Each of my characters and landscapes, as well as their operations, is the representation of these flights of fancies we have as well as the emotional reactions and bodily sensations that occur from having them. It is not where you are or what you are physically doing in the real world that I am interested in, rather where real life places you in your mind’s landscape, who you are and what you are doing there. This is what I am interested in recreating.
Through my allegory of human behavior the viewer is given another realm of reality through my perceptions of what is irrefutable that is often felt but not seen in what we consider the “real world.” Thus, through the lens of my own experiences, obsessions and observations, I direct the viewers’ visions to the complex, deep-level, make-up of who we are, and make us dwell on what we are- the abject human.
On my most recent works:
With a growing curiosity for spirituality, my most recent works of mixed media drawings and sculpture showcase the beginnings of my research on Alchemy, Greek and Egyptian mythology as well as religions from around the world. I have adopted gods, mythological creatures and burial ceremonies from different cultures as a part of my own belief system.

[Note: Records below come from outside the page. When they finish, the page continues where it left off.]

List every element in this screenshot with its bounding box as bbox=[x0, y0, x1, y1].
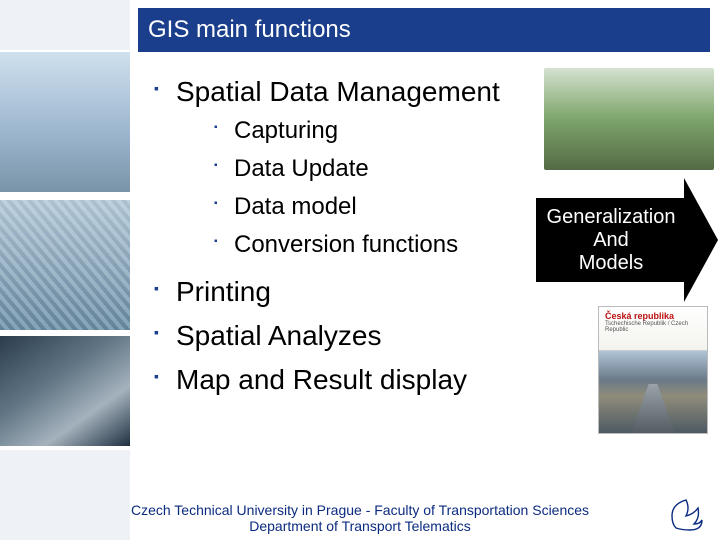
footer-line1: Czech Technical University in Prague - F… bbox=[0, 502, 720, 518]
book-header: Česká republika Tschechische Republik / … bbox=[599, 307, 707, 351]
right-graphic-group: Generalization And Models Česká republik… bbox=[534, 68, 716, 368]
arrow-body: Generalization And Models bbox=[536, 198, 686, 282]
arrow-head-icon bbox=[684, 178, 718, 302]
left-photo-3 bbox=[0, 336, 130, 446]
title-bar: GIS main functions bbox=[138, 8, 710, 52]
arrow-text-line3: Models bbox=[579, 252, 643, 275]
arrow-text-line1: Generalization bbox=[547, 206, 676, 229]
book-photo bbox=[599, 351, 707, 433]
left-image-strip bbox=[0, 0, 130, 540]
bullet-label: Spatial Data Management bbox=[176, 76, 500, 107]
left-photo-2 bbox=[0, 200, 130, 330]
footer-line2: Department of Transport Telematics bbox=[0, 518, 720, 534]
book-title: Česká republika bbox=[605, 311, 701, 321]
footer: Czech Technical University in Prague - F… bbox=[0, 502, 720, 534]
left-spacer-top bbox=[0, 0, 130, 50]
arrow-text-line2: And bbox=[593, 229, 629, 252]
book-subtitle: Tschechische Republik / Czech Republic bbox=[605, 321, 701, 333]
slide-title: GIS main functions bbox=[148, 16, 351, 44]
book-road-icon bbox=[631, 384, 674, 433]
university-logo-icon bbox=[666, 494, 706, 534]
left-photo-1 bbox=[0, 52, 130, 192]
aerial-photo bbox=[544, 68, 714, 170]
map-book-image: Česká republika Tschechische Republik / … bbox=[598, 306, 708, 434]
arrow-shape: Generalization And Models bbox=[534, 178, 716, 298]
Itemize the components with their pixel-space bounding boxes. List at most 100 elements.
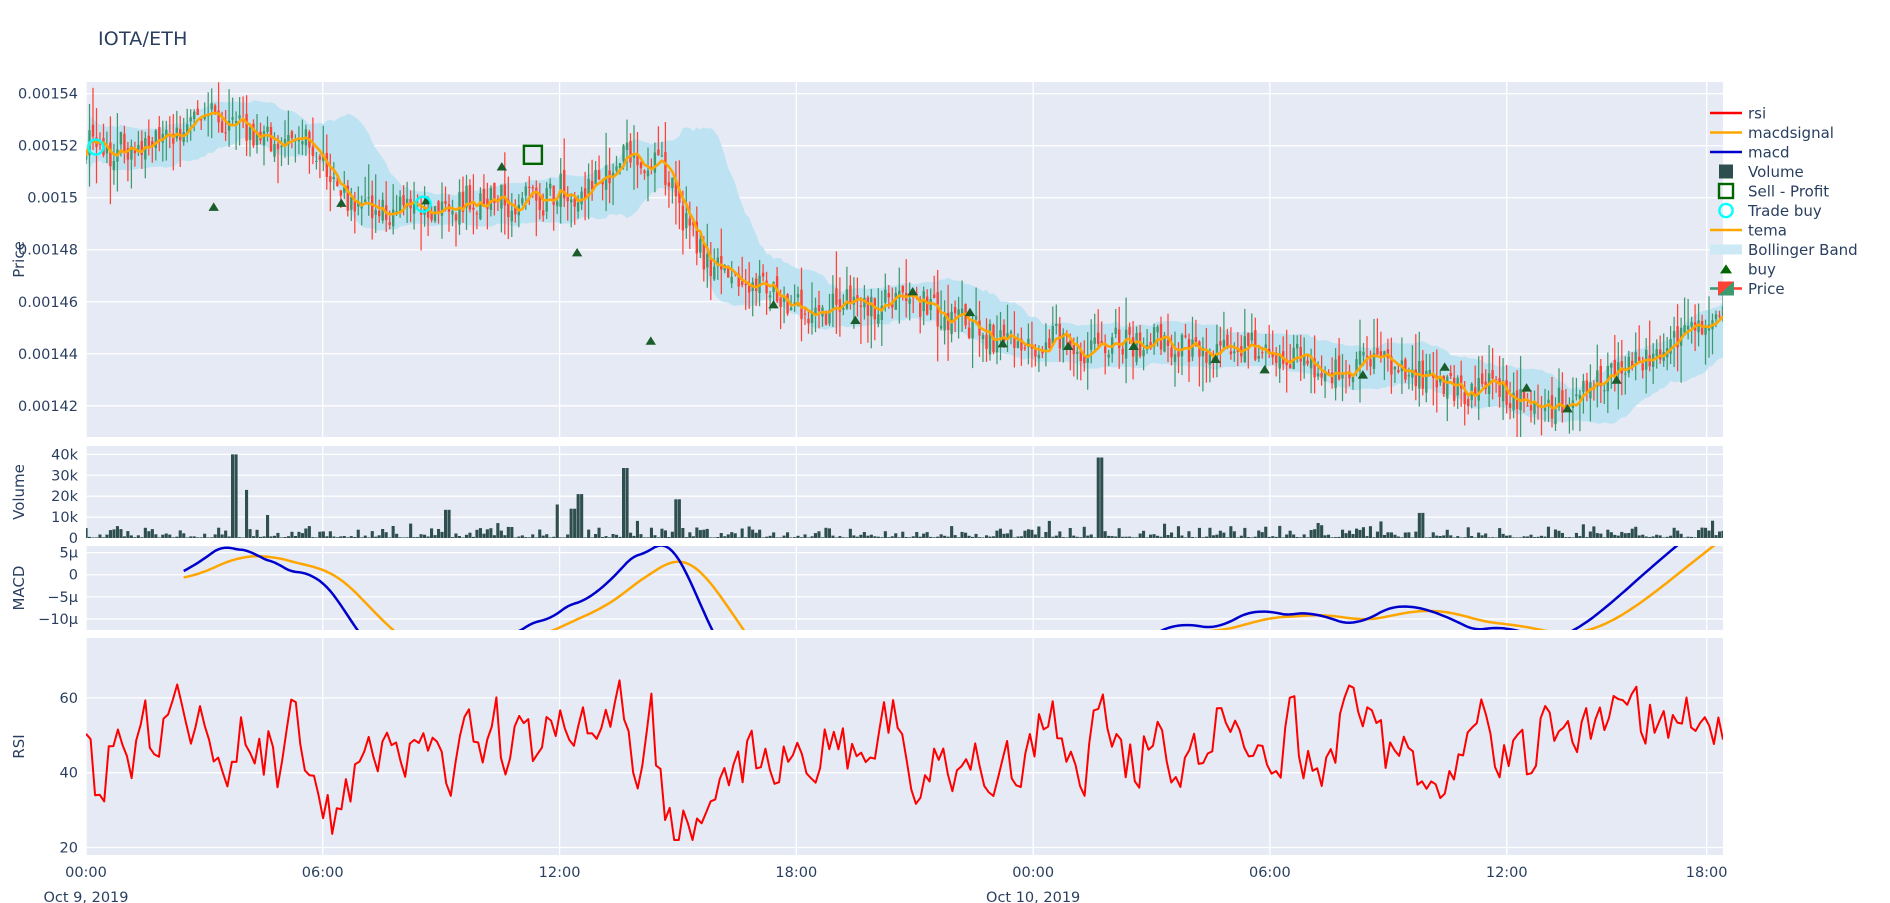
volume-bar [1571,537,1575,538]
volume-bar [726,534,730,538]
buy-marker[interactable] [768,299,779,309]
volume-bar [471,536,475,538]
legend-item-volume[interactable]: Volume [1719,163,1804,181]
buy-marker[interactable] [208,202,219,211]
buy-marker[interactable] [421,195,432,205]
trade-buy-marker[interactable] [87,138,105,156]
candle-body [727,267,730,278]
buy-marker[interactable] [997,338,1008,348]
volume-bar [461,537,465,538]
buy-marker[interactable] [1611,375,1622,384]
volume-bar [813,533,817,538]
buy-marker[interactable] [336,198,347,207]
ytick-price: 0.00148 [18,243,78,259]
candle-body [699,239,702,253]
volume-bar [454,533,458,538]
candle-body [1020,338,1023,351]
trade-buy-marker[interactable] [414,195,432,213]
volume-bar [1372,537,1376,538]
volume-bar [1690,536,1694,538]
candle-body [137,144,140,150]
candle-body [1498,378,1501,397]
candle-body [1529,405,1533,411]
volume-bar [869,534,873,538]
trade-markers[interactable] [87,138,1622,413]
volume-bar [1627,533,1631,538]
volume-bar [922,533,926,538]
buy-marker[interactable] [1357,370,1369,379]
sell-profit-marker[interactable] [522,144,544,166]
legend-item-tema[interactable]: tema [1710,222,1787,240]
volume-bar [1543,536,1547,538]
candle-body [807,318,810,324]
legend-item-trade-buy[interactable]: Trade buy [1718,202,1822,220]
candle-body [454,214,458,221]
volume-bar [1452,537,1456,538]
candle-body [1474,387,1477,397]
buy-marker[interactable] [1521,383,1532,392]
ytick-volume: 10k [51,510,78,526]
candle-body [123,133,126,153]
volume-bar [1355,528,1359,538]
volume-bar [1578,536,1582,538]
volume-bar [887,537,891,538]
ytick-macd: 5µ [60,546,78,562]
volume-bar [168,534,172,538]
volume-bar [1711,520,1715,538]
legend-item-macdsignal[interactable]: macdsignal [1710,124,1834,142]
volume-bar [433,535,437,538]
volume-bar [583,537,587,538]
buy-marker[interactable] [571,247,583,257]
volume-bar [1197,527,1201,538]
volume-bar [1110,536,1114,538]
volume-bar [360,537,364,538]
volume-bar [133,537,137,538]
candle-body [538,195,541,210]
volume-bar [1341,529,1345,538]
legend-item-macd[interactable]: macd [1710,144,1790,162]
buy-marker[interactable] [850,315,861,324]
volume-bar [925,532,929,538]
legend-item-buy[interactable]: buy [1720,261,1776,279]
volume-bar [496,523,500,538]
volume-bar [1023,530,1027,538]
candle-body [1446,376,1449,399]
buy-marker[interactable] [1210,354,1221,363]
volume-bar [1533,537,1537,538]
volume-bar [269,536,273,538]
candle-body [653,152,657,173]
candle-body [1456,377,1459,396]
volume-bar [1163,523,1167,538]
volume-bar [1417,512,1421,538]
legend-item-price[interactable]: Price [1710,280,1785,298]
buy-marker[interactable] [964,307,976,317]
legend-item-bollinger-band[interactable]: Bollinger Band [1710,241,1858,259]
panel-bg-vol [86,446,1723,538]
candle-body [702,243,705,270]
volume-bar [510,527,514,538]
buy-marker[interactable] [645,336,656,345]
candle-body [105,144,109,154]
candle-body [1582,380,1585,392]
candle-body [580,191,583,205]
buy-marker[interactable] [907,286,918,296]
candle-body [493,183,496,203]
candle-body [1191,339,1194,357]
buy-marker[interactable] [1562,403,1573,413]
volume-bar [108,530,112,538]
volume-bar [154,534,158,538]
volume-bar [1637,535,1641,538]
volume-bar [670,531,674,538]
buy-marker[interactable] [1259,364,1270,374]
legend-item-rsi[interactable]: rsi [1710,105,1766,123]
buy-marker[interactable] [1439,362,1450,371]
legend-label: Sell - Profit [1748,183,1829,201]
buy-marker[interactable] [1063,341,1074,350]
volume-bar [866,535,870,538]
legend-item-sell-profit[interactable]: Sell - Profit [1717,183,1829,201]
buy-marker[interactable] [496,162,507,171]
volume-bar [126,531,130,538]
candle-body [524,186,527,196]
buy-marker[interactable] [1128,341,1139,350]
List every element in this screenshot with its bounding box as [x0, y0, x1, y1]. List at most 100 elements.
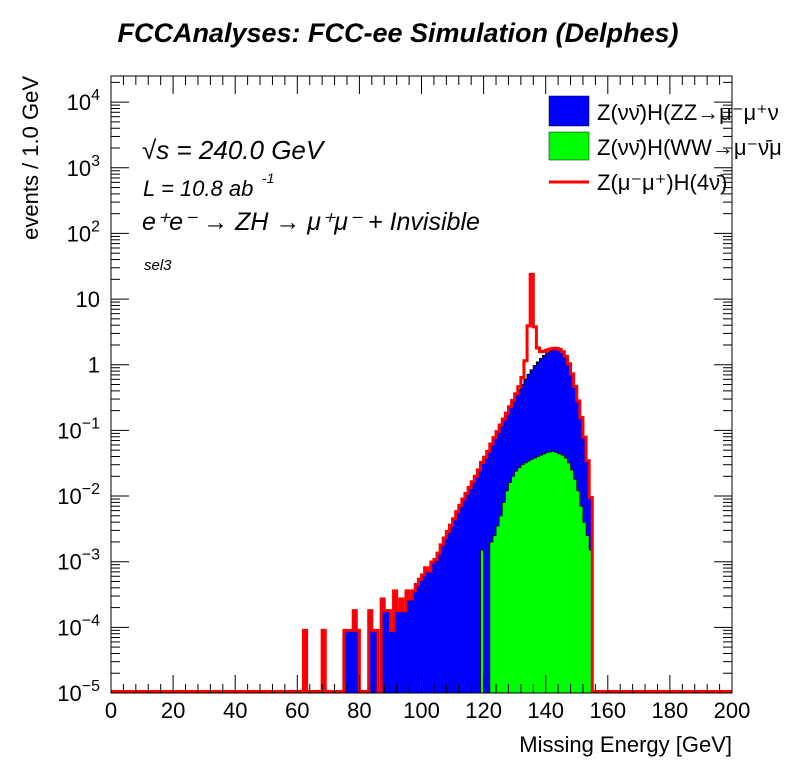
ww-bar [539, 455, 543, 693]
zz-bar [449, 525, 453, 693]
x-tick-label: 200 [714, 698, 751, 723]
y-tick-label: 103 [67, 153, 100, 181]
y-tick-label: 1 [88, 353, 100, 378]
signal-total-line [111, 272, 732, 693]
process-annotation: e⁺e⁻ → ZH → μ⁺μ⁻ + Invisible [142, 208, 480, 236]
zz-bar [471, 481, 475, 693]
zz-bar [461, 499, 466, 693]
zz-bar [350, 630, 354, 693]
zz-bar [396, 610, 401, 693]
zz-bar [399, 599, 404, 693]
y-tick-label: 10−5 [57, 678, 100, 706]
ww-bar [523, 462, 528, 693]
zz-bar [384, 610, 388, 693]
x-tick-label: 0 [105, 698, 117, 723]
chart-title: FCCAnalyses: FCC-ee Simulation (Delphes) [117, 18, 679, 48]
y-tick-label: 10−2 [57, 481, 100, 509]
zz-bar [424, 567, 429, 693]
x-axis-label: Missing Energy [GeV] [519, 732, 732, 757]
zz-bar [368, 610, 373, 693]
zz-bar [346, 630, 351, 693]
ww-bar [514, 471, 519, 693]
zz-bar [412, 590, 416, 693]
zz-bar [393, 590, 398, 693]
zz-bar [452, 518, 457, 693]
zz-bar [483, 457, 488, 693]
x-tick-label: 160 [589, 698, 626, 723]
ww-bar [496, 525, 500, 693]
zz-bar [486, 451, 491, 693]
x-tick-label: 180 [652, 698, 689, 723]
zz-bar [387, 610, 391, 693]
y-tick-label: 10−4 [57, 612, 100, 640]
zz-bar [418, 579, 422, 693]
ww-bar [558, 453, 562, 693]
zz-bar [464, 493, 469, 693]
zz-bar [433, 559, 438, 693]
y-tick-label: 104 [67, 87, 100, 115]
legend-swatch-ww [548, 131, 590, 161]
zz-bar [409, 599, 413, 693]
zz-bar [455, 511, 460, 693]
ww-bar [576, 490, 581, 693]
zz-bar [427, 571, 432, 693]
ww-bar [499, 515, 503, 693]
ww-bar [564, 457, 568, 693]
x-tick-label: 60 [285, 698, 309, 723]
zz-bar [468, 487, 472, 693]
ww-bar [567, 462, 571, 693]
zz-bar [405, 590, 410, 693]
legend: Z(νν̄)H(ZZ→μ⁻μ⁺ν Z(νν̄)H(WW→μ⁻ν̄μ Z(μ⁻μ⁺… [548, 95, 782, 195]
ww-bar [489, 541, 494, 693]
lumi-label: L = 10.8 ab [143, 176, 253, 201]
zz-bar [343, 630, 348, 693]
ww-bar [570, 469, 575, 693]
ww-bar [502, 502, 506, 693]
zz-bar [430, 561, 435, 693]
ww-bar [520, 464, 525, 693]
ww-bar [579, 506, 584, 693]
zz-bar [402, 610, 407, 693]
zz-bar [458, 505, 463, 693]
ww-bar [586, 535, 590, 693]
x-tick-label: 20 [161, 698, 185, 723]
zz-bar [353, 610, 357, 693]
selection-annotation: sel3 [144, 257, 172, 274]
ww-bar [480, 550, 484, 693]
luminosity-annotation: L = 10.8 ab -1 [143, 170, 274, 201]
zz-bar [371, 630, 376, 693]
ww-bar [573, 479, 578, 693]
y-axis-label: events / 1.0 GeV [18, 76, 43, 240]
ww-bar [582, 522, 587, 693]
x-tick-label: 40 [223, 698, 247, 723]
ww-bar [511, 476, 516, 693]
ww-bar [555, 452, 559, 693]
ww-bar [527, 461, 531, 693]
ww-bar [517, 467, 522, 693]
x-tick-label: 120 [465, 698, 502, 723]
legend-label-zz: Z(νν̄)H(ZZ→μ⁻μ⁺ν [597, 100, 779, 125]
zz-bar [381, 599, 385, 693]
ww-bar [551, 451, 556, 693]
zz-bar [437, 553, 441, 693]
legend-label-4nu: Z(μ⁻μ⁺)H(4ν̄) [597, 170, 727, 195]
zz-bar [390, 630, 394, 693]
ww-bar [508, 482, 512, 693]
ww-bar [545, 452, 550, 693]
ww-bar [536, 456, 540, 693]
zz-bar [474, 476, 478, 693]
zz-bar [477, 469, 481, 693]
ww-bar [548, 451, 553, 693]
ww-bar [561, 455, 565, 693]
zz-bar [421, 574, 426, 693]
lumi-exponent: -1 [262, 170, 274, 186]
x-tick-label: 140 [527, 698, 564, 723]
ww-bar [492, 535, 497, 693]
y-tick-label: 102 [67, 218, 100, 246]
ww-bar [533, 457, 537, 693]
x-tick-label: 80 [347, 698, 371, 723]
y-tick-label: 10−1 [57, 415, 100, 443]
ww-bar [530, 459, 534, 693]
axes: 0 20 40 60 80 100 120 140 160 180 200 10−5 10−4 10−3 1… [57, 76, 750, 723]
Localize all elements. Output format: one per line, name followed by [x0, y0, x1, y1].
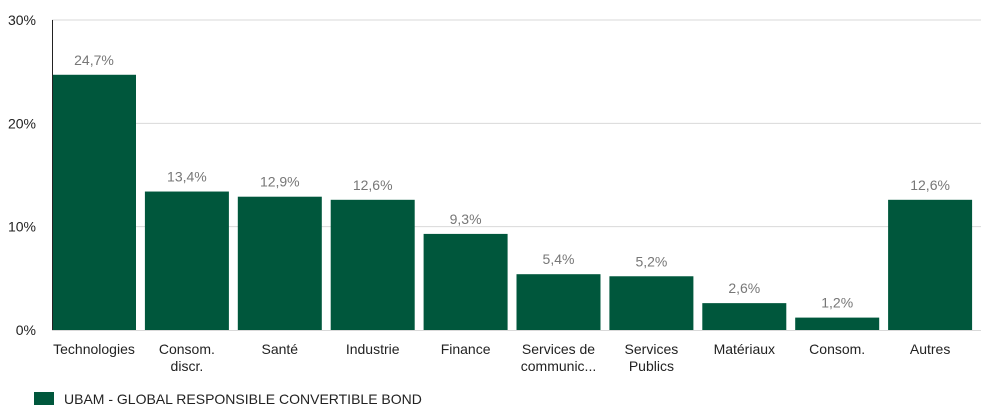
- x-tick-label: Services de communic...: [521, 341, 596, 374]
- value-label: 12,6%: [353, 177, 393, 193]
- x-tick-label-line: discr.: [171, 358, 204, 374]
- x-tick-label-line: Services: [625, 341, 679, 357]
- x-tick-label-line: Autres: [910, 341, 950, 357]
- x-tick-label-line: communic...: [521, 358, 596, 374]
- x-tick-label: Autres: [910, 341, 950, 357]
- bar: [144, 191, 229, 330]
- x-axis-ticks: Technologies Consom. discr.Santé Industrie F…: [53, 341, 950, 374]
- legend-swatch: [34, 392, 54, 406]
- y-tick-label: 30%: [8, 12, 36, 28]
- value-label: 13,4%: [167, 169, 207, 185]
- x-tick-label-line: Santé: [262, 341, 299, 357]
- bar: [52, 74, 136, 331]
- bar: [330, 199, 415, 330]
- value-label: 12,9%: [260, 174, 300, 190]
- value-label: 5,4%: [543, 251, 575, 267]
- x-tick-label: Santé: [262, 341, 299, 357]
- x-tick-label: Matériaux: [714, 341, 775, 357]
- x-tick-label: Consom. discr.: [159, 341, 215, 374]
- value-label-layer: 24,7% 13,4% 12,9% 12,6% 9,3% 5,4% 5,2% 2,6% 1,2%…: [74, 52, 950, 311]
- x-tick-label: Consom.: [809, 341, 865, 357]
- y-tick-label: 10%: [8, 219, 36, 235]
- bar: [702, 303, 787, 330]
- bar: [237, 196, 322, 330]
- y-tick-label: 20%: [8, 115, 36, 131]
- y-axis-ticks: 0% 10% 20% 30%: [8, 12, 36, 338]
- bar: [609, 276, 694, 330]
- y-tick-label: 0%: [16, 322, 36, 338]
- x-tick-label-line: Technologies: [53, 341, 135, 357]
- bar: [423, 233, 508, 330]
- value-label: 1,2%: [821, 295, 853, 311]
- x-tick-label-line: Consom.: [159, 341, 215, 357]
- x-tick-label-line: Matériaux: [714, 341, 775, 357]
- legend: UBAM - GLOBAL RESPONSIBLE CONVERTIBLE BO…: [34, 391, 422, 407]
- bar: [795, 317, 880, 330]
- value-label: 5,2%: [635, 253, 667, 269]
- x-tick-label-line: Consom.: [809, 341, 865, 357]
- x-tick-label: Industrie: [346, 341, 400, 357]
- value-label: 9,3%: [450, 211, 482, 227]
- x-tick-label-line: Industrie: [346, 341, 400, 357]
- bar: [888, 199, 973, 330]
- value-label: 24,7%: [74, 52, 114, 68]
- x-tick-label-line: Finance: [441, 341, 491, 357]
- x-tick-label: Services Publics: [625, 341, 679, 374]
- value-label: 12,6%: [910, 177, 950, 193]
- x-tick-label-line: Publics: [629, 358, 674, 374]
- x-tick-label: Technologies: [53, 341, 135, 357]
- x-tick-label-line: Services de: [522, 341, 595, 357]
- x-tick-label: Finance: [441, 341, 491, 357]
- value-label: 2,6%: [728, 280, 760, 296]
- axis-layer: [52, 20, 981, 331]
- bar: [516, 274, 601, 330]
- legend-label: UBAM - GLOBAL RESPONSIBLE CONVERTIBLE BO…: [64, 391, 422, 405]
- bar-layer: [52, 74, 973, 331]
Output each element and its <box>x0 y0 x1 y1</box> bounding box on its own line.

With these new insights, I have invented a mythology of characters, landscapes and metaphors that symbolize death, the afterlife, rebirth, spirits and souls. Ideas such as the philosopher’s stone, a substance that allows base metal to be turned into gold, and the Ouroboros symbolizing eternal rebirth, for example, all materialize within my allegorical works. In these poignant drawings with life-size characters, I present the viewer with moments of enlightened, transcendental states of our existence, and perhaps what happens to us as we pass on.
sVA: Are there any features of your work that are discomforting, for yourself or your viewer?
For myself – never. For the viewer, there used to be. During graduate school I received such wonderful constructive criticism on my work that made me see and make things differently, for the better. For quite some time, I was making a ton of self-portraiture with imagery that was difficult for my viewer to enter. For example, the expression on my face in the drawing would be painful to look at, or the sadness portrayed in my painting would become overwhelming. It was brought to my attention by Professor Richard Heipp that it was, “too much of Kymia in anguish.” He challenged me to speak of the same experiences but with imagery that could leave the works more open-ended and open period for the viewer. This unleashed a whole new way of making art for me. As soon as I removed my portrait, as well as the obvious “one-liners,” my work opened up to a totally new mythology of characters and panoramas that described my life experiences infinitely better. The works became less about a self-portrait and more about the world I lived in, which others found a relationship to in the most spectacularly interesting way.
sVA: What is next on your agenda?
My agenda is plain but not simple: to make work. I cannot wait to get into the studio!